Me Aurélie Smagghe, avocate du conducteur, s’interroge sur la présence de la victime à Cahors. Après sa sortie de prison, le jeune homme a été « assigné à résidence par la préfecture dans une association à Cahors ». « Personne n’est responsable de cette décision de la préfecture. C’est le point de départ de ce triste dossier. Si l’agresseur n’avait pas été autorisé à rester à quelques mètres de sa victime… Je me devais de le dire. » Concernant son client, elle explique qu’il est « un des rares à avoir le permis de conduire ». « C’est à lui que l’on fait appel pour aller se promener dans les rues de Cahors. Il était au volant, il a suivi la victime dans les rues de Cahors et c’est tout. Je ne dis pas que ce n’est pas grave. Il a un casier vierge. Il va démarrer un travail de livreur. »

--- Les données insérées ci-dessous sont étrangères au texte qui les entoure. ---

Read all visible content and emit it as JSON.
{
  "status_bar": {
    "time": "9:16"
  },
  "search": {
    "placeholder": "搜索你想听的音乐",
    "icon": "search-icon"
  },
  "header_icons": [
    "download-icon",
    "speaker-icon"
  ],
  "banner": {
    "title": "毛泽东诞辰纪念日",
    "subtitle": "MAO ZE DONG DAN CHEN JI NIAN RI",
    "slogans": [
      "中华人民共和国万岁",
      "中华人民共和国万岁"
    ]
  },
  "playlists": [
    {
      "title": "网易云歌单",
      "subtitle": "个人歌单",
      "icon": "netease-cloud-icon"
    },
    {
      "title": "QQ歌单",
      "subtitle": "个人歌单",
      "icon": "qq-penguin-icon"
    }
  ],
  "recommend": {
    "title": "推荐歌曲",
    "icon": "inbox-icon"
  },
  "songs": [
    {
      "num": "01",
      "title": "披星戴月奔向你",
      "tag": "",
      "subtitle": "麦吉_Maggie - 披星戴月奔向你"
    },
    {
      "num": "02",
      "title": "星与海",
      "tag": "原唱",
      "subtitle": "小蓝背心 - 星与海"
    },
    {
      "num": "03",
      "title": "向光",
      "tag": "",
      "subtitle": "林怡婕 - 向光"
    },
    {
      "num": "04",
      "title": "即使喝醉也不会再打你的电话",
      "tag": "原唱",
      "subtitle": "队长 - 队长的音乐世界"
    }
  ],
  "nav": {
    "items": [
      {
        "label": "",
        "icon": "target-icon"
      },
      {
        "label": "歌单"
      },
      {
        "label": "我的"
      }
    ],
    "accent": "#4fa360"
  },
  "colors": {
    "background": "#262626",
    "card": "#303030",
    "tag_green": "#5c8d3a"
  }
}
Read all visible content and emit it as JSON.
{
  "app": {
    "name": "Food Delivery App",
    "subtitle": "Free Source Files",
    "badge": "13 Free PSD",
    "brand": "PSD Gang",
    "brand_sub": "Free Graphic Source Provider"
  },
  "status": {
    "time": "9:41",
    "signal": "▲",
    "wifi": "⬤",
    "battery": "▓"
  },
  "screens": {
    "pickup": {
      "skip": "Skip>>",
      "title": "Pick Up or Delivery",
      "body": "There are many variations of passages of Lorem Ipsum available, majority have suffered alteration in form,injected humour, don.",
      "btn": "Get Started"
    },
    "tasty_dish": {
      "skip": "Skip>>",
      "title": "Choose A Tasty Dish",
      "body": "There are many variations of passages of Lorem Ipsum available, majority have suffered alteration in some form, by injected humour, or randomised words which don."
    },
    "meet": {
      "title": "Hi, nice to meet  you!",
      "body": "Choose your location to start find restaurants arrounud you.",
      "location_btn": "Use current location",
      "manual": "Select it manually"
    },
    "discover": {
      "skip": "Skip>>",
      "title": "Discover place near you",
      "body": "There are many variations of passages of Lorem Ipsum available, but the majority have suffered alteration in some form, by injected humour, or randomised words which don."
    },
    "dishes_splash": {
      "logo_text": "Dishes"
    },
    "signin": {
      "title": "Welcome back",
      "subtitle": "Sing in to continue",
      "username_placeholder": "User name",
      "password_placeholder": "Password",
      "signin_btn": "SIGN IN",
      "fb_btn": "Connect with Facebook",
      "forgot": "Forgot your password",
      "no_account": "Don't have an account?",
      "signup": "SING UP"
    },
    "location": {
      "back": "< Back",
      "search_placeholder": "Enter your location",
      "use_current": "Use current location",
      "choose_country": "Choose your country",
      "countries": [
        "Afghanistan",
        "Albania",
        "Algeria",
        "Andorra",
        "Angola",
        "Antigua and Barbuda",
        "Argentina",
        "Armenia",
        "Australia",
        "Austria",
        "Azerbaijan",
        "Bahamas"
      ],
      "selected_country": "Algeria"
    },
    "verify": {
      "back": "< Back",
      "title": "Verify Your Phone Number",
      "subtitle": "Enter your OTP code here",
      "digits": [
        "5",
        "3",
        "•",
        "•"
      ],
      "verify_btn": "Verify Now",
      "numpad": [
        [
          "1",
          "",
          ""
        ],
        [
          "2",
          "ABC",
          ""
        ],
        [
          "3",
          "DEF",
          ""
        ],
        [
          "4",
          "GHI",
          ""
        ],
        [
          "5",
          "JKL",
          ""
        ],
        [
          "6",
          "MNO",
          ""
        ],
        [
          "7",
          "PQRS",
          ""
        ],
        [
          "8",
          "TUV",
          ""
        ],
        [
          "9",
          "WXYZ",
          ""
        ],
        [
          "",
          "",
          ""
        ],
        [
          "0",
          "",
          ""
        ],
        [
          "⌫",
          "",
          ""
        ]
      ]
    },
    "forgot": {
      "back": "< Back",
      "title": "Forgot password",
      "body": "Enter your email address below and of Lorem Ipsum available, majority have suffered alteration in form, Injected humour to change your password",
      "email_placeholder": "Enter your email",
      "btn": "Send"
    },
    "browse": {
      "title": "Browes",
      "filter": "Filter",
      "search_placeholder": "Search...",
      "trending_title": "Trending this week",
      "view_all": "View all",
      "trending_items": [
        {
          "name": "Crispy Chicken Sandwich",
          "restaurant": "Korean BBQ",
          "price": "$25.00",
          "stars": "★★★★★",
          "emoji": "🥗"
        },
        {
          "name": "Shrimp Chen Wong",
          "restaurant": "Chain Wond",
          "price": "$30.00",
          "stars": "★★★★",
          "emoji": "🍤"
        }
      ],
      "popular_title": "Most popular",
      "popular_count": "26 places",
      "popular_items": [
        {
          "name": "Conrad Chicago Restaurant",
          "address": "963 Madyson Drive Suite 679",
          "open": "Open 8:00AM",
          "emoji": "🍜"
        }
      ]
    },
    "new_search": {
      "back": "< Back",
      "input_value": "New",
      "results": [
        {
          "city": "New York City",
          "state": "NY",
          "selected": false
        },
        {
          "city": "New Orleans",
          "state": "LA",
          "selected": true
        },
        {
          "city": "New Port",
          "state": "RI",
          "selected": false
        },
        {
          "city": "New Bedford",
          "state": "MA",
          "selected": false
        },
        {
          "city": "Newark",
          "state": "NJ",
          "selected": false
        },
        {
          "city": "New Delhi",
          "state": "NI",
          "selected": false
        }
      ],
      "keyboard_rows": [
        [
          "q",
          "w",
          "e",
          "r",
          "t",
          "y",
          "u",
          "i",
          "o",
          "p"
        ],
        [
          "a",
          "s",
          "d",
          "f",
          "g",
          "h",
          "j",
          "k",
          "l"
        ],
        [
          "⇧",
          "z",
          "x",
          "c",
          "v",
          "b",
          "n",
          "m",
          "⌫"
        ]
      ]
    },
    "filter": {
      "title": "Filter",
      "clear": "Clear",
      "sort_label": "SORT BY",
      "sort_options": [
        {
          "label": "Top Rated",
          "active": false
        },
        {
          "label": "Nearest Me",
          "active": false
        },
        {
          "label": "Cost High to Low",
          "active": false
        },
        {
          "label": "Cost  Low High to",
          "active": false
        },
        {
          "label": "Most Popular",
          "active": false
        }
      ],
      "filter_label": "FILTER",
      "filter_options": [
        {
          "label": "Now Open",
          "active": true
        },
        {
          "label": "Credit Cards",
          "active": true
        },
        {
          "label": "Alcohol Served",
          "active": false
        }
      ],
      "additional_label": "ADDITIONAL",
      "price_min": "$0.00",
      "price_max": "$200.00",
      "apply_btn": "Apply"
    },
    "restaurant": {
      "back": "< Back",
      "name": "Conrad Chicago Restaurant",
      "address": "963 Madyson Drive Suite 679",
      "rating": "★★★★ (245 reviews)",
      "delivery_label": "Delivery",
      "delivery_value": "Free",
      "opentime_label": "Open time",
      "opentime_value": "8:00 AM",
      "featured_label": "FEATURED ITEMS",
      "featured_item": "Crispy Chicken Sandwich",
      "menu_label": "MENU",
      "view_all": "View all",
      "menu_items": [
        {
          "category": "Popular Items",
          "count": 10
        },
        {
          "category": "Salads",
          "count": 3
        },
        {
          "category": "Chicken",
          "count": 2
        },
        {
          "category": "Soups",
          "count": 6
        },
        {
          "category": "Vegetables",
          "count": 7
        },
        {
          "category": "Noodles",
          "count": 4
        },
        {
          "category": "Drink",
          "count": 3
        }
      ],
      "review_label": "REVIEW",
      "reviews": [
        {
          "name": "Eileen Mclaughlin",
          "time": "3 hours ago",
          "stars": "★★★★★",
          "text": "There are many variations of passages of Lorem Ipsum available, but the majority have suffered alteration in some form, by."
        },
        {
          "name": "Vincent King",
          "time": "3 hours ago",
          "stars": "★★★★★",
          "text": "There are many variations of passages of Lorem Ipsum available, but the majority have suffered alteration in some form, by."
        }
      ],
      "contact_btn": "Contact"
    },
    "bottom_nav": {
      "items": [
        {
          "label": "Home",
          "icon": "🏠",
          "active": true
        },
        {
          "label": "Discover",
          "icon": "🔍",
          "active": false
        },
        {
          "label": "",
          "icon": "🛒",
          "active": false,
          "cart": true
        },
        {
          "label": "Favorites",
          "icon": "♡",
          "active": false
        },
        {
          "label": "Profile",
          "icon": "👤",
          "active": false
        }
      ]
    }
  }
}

Me Morgane Dupoux, avocate de Benjamin, rappelle que ce dernier a été blessé par arme blanche. « Il estime que son agresseur n’a pas été assez condamné. Il se sent vulnérable, il veut faire démonstration de sa force. Tout seul, il ne fait pas peur. Il n’y a pas eu de coups portés, pas de coups de feu, l’arme n’était pas chargée. Il a voulu que la peur change de camp. Il est né en mars 2007, il a tout juste 18 ans. Il a des ressources, son avenir est à l’école. »
Benjamin a été condamné à 12 mois de prison dont 6 avec sursis probatoire pendant 2 ans avec une obligation de travailler, l’interdiction d’approcher du Foyer de jeunes travailleurs avenue Jean Jaurès à Cahors, de rentrer en contact avec la victime et le conducteur. Avec maintien en détention. Son conducteur a été condamné à une peine de 6 mois avec sursis probatoire pendant 2 ans avec les obligations et interdictions. Il devra suivre un stage de citoyenneté.
Ils disposent d’un délai de 10 jours pour faire appel.
* Le prénom a été changé
Personnalisez votre actualité en ajoutant vos villes et médias en favori avec Mon Actu.
La chronique se veut générée de la façon la plus claire que possible. Dans le cas où vous souhaitez présenter des renseignements complémentaires à cet article sur le sujet « Frères jumeaux de l’Essonnes » il vous est possible d’écrire aux contacts indiqués sur notre website. La raison d’être de jumeaux91.fr étant de rassembler sur le web des posts sur le sujet de Frères jumeaux de l’Essonnes puis les diffuser en répondant au mieux aux interrogations des gens. Vous pouvez tirer profit de cet article traitant le sujet « Frères jumeaux de l’Essonnes ». Il est concocté par l’équipe jumeaux91.fr. Prochainement, nous rendrons accessibles au public d’autres informations pertinentes sur le sujet « Frères jumeaux de l’Essonnes ». Alors, consultez systématiquement notre blog.